During the telecast, the channel branded the footage as its own “super exclusive” content, adding watermarks, tickers and on-screen text suggesting Zee News had secured unparalleled access inside the aircraft carrying the cheetahs from Africa to India, the suit claims.
The suit argues Zee News wrongly passed off Sen’s video as its own, which not only erased his credit but also made it seem like Zee owned the rights, reducing the money he could earn by licensing the clip later.
It adds that legal action is necessary because, beyond using Sen’s copyrighted video without permission, Zee News allegedly engaged in a broader pattern of misuse common in Indian TV media, taking creators’ work without credit, consent or payment and passing it off as their own under the guise of “fair use”.

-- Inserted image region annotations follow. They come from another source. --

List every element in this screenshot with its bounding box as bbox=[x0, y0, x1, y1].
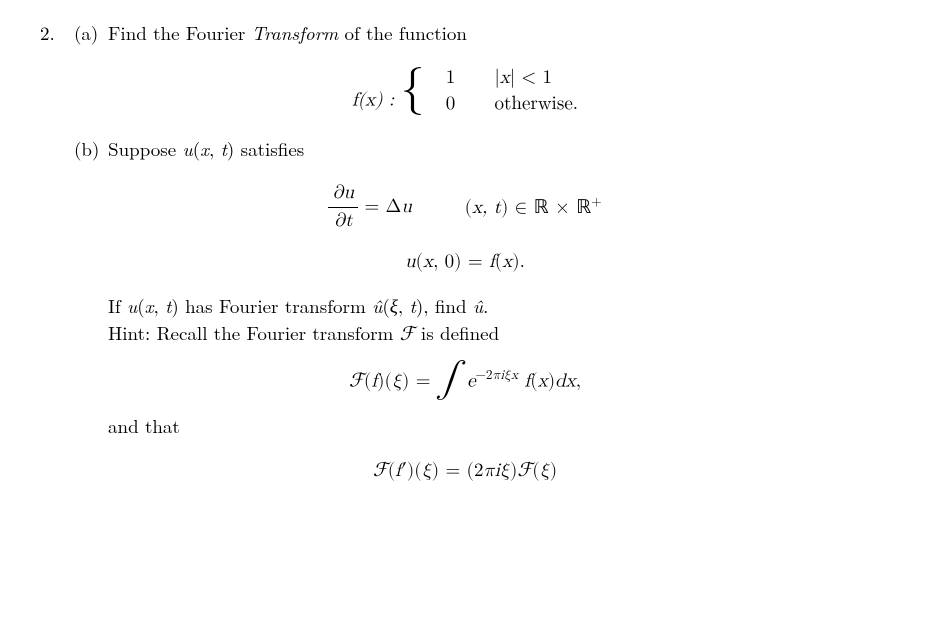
part-a-text: Find the Fourier Transform of the functi… bbox=[108, 20, 890, 47]
question-number: 2. bbox=[40, 20, 74, 47]
text: of the function bbox=[338, 19, 467, 46]
part-b-text: Suppose u(x, t) satisfies bbox=[108, 136, 890, 163]
fraction: ∂u ∂t bbox=[328, 180, 358, 236]
left-brace-icon: { bbox=[400, 65, 424, 113]
text: is defined bbox=[415, 319, 500, 346]
args: (x, t) bbox=[193, 135, 235, 162]
question-2a-line: 2. (a) Find the Fourier Transform of the… bbox=[40, 20, 890, 47]
exponent: −2πiξx bbox=[476, 368, 519, 382]
hint-line: Hint: Recall the Fourier transform ℱ is … bbox=[108, 320, 890, 349]
var-u: u bbox=[183, 135, 193, 162]
equation-fourier-def: ℱ(f)(ξ) = ∫ e−2πiξx f(x)dx, bbox=[40, 366, 890, 395]
part-a-label: (a) bbox=[74, 20, 108, 47]
case-condition: otherwise. bbox=[471, 91, 579, 118]
question-2b-line: (b) Suppose u(x, t) satisfies bbox=[40, 136, 890, 163]
text: has Fourier transform bbox=[179, 292, 372, 319]
numerator: ∂u bbox=[332, 183, 354, 202]
equation-heat: ∂u ∂t = Δu (x, t) ∈ ℝ × ℝ+ bbox=[40, 180, 890, 236]
denominator: ∂t bbox=[334, 211, 353, 230]
domain: (x, t) ∈ ℝ × ℝ+ bbox=[465, 198, 602, 217]
cases: 1 |x| < 1 0 otherwise. bbox=[431, 65, 579, 118]
text: Suppose bbox=[108, 135, 183, 162]
part-b-line3: If u(x, t) has Fourier transform û(ξ, t)… bbox=[108, 293, 890, 320]
equation-f-piecewise: f(x) : { 1 |x| < 1 0 otherwise. bbox=[40, 65, 890, 118]
case-value: 1 bbox=[431, 65, 471, 92]
eq-lhs: f(x) : bbox=[352, 90, 401, 109]
eq-rhs: = Δu bbox=[364, 198, 412, 217]
text: If bbox=[108, 292, 127, 319]
text-italic: Transform bbox=[252, 19, 338, 46]
equation-ic: u(x, 0) = f(x). bbox=[40, 249, 890, 276]
text: Hint: Recall the Fourier transform bbox=[108, 319, 400, 346]
integral-icon: ∫ bbox=[437, 368, 461, 390]
and-that-line: and that bbox=[108, 413, 890, 440]
case-condition: |x| < 1 bbox=[471, 65, 553, 92]
text: satisfies bbox=[234, 135, 304, 162]
script-F: ℱ bbox=[400, 324, 415, 345]
part-b-label: (b) bbox=[74, 136, 108, 163]
case-value: 0 bbox=[431, 91, 471, 118]
equation-fourier-deriv: ℱ(f′)(ξ) = (2πiξ)ℱ(ξ) bbox=[40, 458, 890, 485]
text: Find the Fourier bbox=[108, 19, 252, 46]
piecewise-brace: { 1 |x| < 1 0 otherwise. bbox=[400, 65, 578, 118]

Further, the suit argues that the media house’s act of “wilfully, maliciously, deceitfully infringing” Sen’s work is a violation not only of the Copyrights Act, but also of the Information Technology Act and the Bhartiya Nagarik Suraksha Sanhita.
Sen claims this is not Zee Media’s first misuse of his work. In 2014, Zee News (Bengali) published one of his photographs in a story on the Jadavpur University protests without permission.
According to the suit, he had to repeatedly follow up and attend two in-person meetings before Zee finally told him to raise an invoice so he could be paid for the unauthorised use.
What does Sen demand?
In his suit, Sen has detailed a list of financial and professional losses that he says stem directly from Zee News airing his exclusive cheetah translocation footage without permission.
The suit says Sen lost major earning opportunities because Zee News aired his exclusive cheetah footage before he could license it. It said that he was in talks with NDTV to sell theme footage for Rs 1.25 lakh, and that he could have earned much more from other Indian and international channels. Since Zee falsely claimed “super exclusive” rights, no broadcaster wanted to license the footage anymore, it adds.
Sen says that on the first anniversary of the cheetah relocation project, many news channels could have used his footage for special stories. But because Zee claimed exclusive rights, no one approached him, and he lost future media opportunities, he adds.
The suit states that the value of the footage came from its uniqueness; it was the only close-up video of the first-ever international cheetah translocation. Zee’s false “super exclusive” claim destroyed his ability to sell or auction it globally as a premium, historic visual, the suit argues.
As per the suit, Sen was developing a major documentary/over-the-top series on the cheetah project, meant for platforms such as Netflix, Amazon and the BBC. Because Zee publicly claimed exclusive rights, potential partners would doubt his ability to use the footage, killing the project’s prospects, the suit states.
A commercial court in Kolkata admitted the suit and will hear the matter on January 16.